Resistance band training provides the same benefits but a relatively cheap ($15) resistance band is needed to perform the exercises. No matter what equipment or method you decide on, follow these recommendations to get the most out of your workout!
Functional Strength Training Recommendations
1. Make stretching part of your routine
Make static stretching a priority in your workout regime, more of a priority than the actual workout. Perform static stretching (low-intensity, long-duration) for 5-10 minutes (AFAA PFT Theory and Practice 2010) before and after working out.
2. Start with working out 2-3 times a week
To battle some of the effects of sarcopenia, all it takes is strength training at least 2 to 3 times a week (Skelton et al 1995; Seguin & Nelson 2003). That’s it; take a little time from your busy schedule to improve your life.
3. Work the entire body
Choose 6-8 exercises that work out the entire body, upper and lower. This allows you to have a total body workout about every other day during the week.
4. Start slow and light
This allows you to develop the correct form of exercise, reduces your chance of injury, and prevents you from being incredibly sore the next couple of days (reducing your chance of quitting).
5. Mix in coordination and balance exercises
Exercises that improve your coordination and balance are a great way to improve your quality of life. Simply standing on one leg or performing exercises that involve multiple movements can help improve your hand-eye coordination and balance.

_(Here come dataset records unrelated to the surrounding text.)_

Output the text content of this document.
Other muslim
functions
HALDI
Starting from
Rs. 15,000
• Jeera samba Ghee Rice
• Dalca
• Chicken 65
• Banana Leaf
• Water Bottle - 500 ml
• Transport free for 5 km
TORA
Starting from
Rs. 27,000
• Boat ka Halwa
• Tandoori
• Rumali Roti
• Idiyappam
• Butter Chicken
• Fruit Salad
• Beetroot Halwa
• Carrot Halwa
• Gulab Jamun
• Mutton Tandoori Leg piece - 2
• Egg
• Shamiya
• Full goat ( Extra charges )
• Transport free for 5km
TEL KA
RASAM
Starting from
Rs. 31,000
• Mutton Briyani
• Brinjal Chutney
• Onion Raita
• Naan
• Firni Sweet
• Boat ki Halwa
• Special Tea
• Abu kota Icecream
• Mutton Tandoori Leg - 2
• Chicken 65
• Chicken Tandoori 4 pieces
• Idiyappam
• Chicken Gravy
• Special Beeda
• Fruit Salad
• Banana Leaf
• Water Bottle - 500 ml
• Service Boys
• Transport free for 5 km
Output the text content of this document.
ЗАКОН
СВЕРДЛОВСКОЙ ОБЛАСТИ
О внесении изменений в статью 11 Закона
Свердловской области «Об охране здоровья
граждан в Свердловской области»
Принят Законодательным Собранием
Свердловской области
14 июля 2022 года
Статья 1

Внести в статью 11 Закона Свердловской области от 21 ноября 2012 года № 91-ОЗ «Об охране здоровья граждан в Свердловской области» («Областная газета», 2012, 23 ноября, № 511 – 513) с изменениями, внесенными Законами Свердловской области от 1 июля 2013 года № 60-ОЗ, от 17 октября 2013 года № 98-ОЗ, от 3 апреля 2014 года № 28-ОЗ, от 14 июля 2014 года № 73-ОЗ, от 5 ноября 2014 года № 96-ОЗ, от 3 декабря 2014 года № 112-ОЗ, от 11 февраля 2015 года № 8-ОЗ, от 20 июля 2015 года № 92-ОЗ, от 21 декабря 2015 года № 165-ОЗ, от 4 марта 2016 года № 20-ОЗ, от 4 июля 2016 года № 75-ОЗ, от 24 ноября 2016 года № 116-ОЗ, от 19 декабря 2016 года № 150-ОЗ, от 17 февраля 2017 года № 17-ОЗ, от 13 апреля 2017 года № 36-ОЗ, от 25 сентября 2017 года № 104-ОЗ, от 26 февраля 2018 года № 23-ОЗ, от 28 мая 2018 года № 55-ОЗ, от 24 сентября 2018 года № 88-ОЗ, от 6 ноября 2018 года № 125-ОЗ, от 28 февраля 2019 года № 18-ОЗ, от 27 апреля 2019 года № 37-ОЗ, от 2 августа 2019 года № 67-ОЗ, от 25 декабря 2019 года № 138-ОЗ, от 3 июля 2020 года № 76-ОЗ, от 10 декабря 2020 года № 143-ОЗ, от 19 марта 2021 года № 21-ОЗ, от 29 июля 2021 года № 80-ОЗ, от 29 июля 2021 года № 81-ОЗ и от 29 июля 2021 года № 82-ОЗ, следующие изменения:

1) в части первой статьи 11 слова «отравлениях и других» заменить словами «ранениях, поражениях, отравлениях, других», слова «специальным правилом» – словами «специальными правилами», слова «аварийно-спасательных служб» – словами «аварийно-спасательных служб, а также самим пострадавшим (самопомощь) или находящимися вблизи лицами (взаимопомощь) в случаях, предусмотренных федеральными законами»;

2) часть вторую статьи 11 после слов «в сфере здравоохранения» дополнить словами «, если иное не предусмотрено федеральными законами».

As we grow older it is really important to improve your functional strength through exercise.
Work with your local personal trainer or do a little research to develop a program that best fits you. There is a lot of great information out there that will help you get the results your want; improving your strength, coordination, and balance.
As you age, stick to the Golden Rule: no matter what training method you employ, you need to increase your functional strength to improve your quality of life!
Hurley BF, Roth SM (2000) Strength training in the elderly. Sports Medicine 30:249-268.
Menkes A, Mazel S, Redmond RA, Koffler K, Libanati CR, Gundberg CM, Zizic TM, Hagberg JM, Pratley RE, Hurley BF (1993) Strength training increases regional bone mineral density and bone remodeling in middle-aged and older men. Journal of Applied Physiology 74: 2478-2484.
Meuleman JR, Brechue WF, Kubilis PS, Lowenthal DT (2000) Exercise training in the debilitated aged: strength and functional outcomes. Archives of Physical Medicine and Rehabilitation 81: 312-318.
Seguin R, Nelson ME (2003) The benefits of strength training for older adults. American Journal of Preventive Medicine 25:141-149.
Skelton DA, Young A, Greig CA, Malbut KE (1995) Effects of resistance training on strength, power, and selected functional abilities of women aged 75 and older. Journal of the American Geriatrics Society 43:1081-1087.
Yoke M (2010) AFAA Personal Fitness Trainer: Theory and Practice; Second Edition ed. Gladwin LA. California.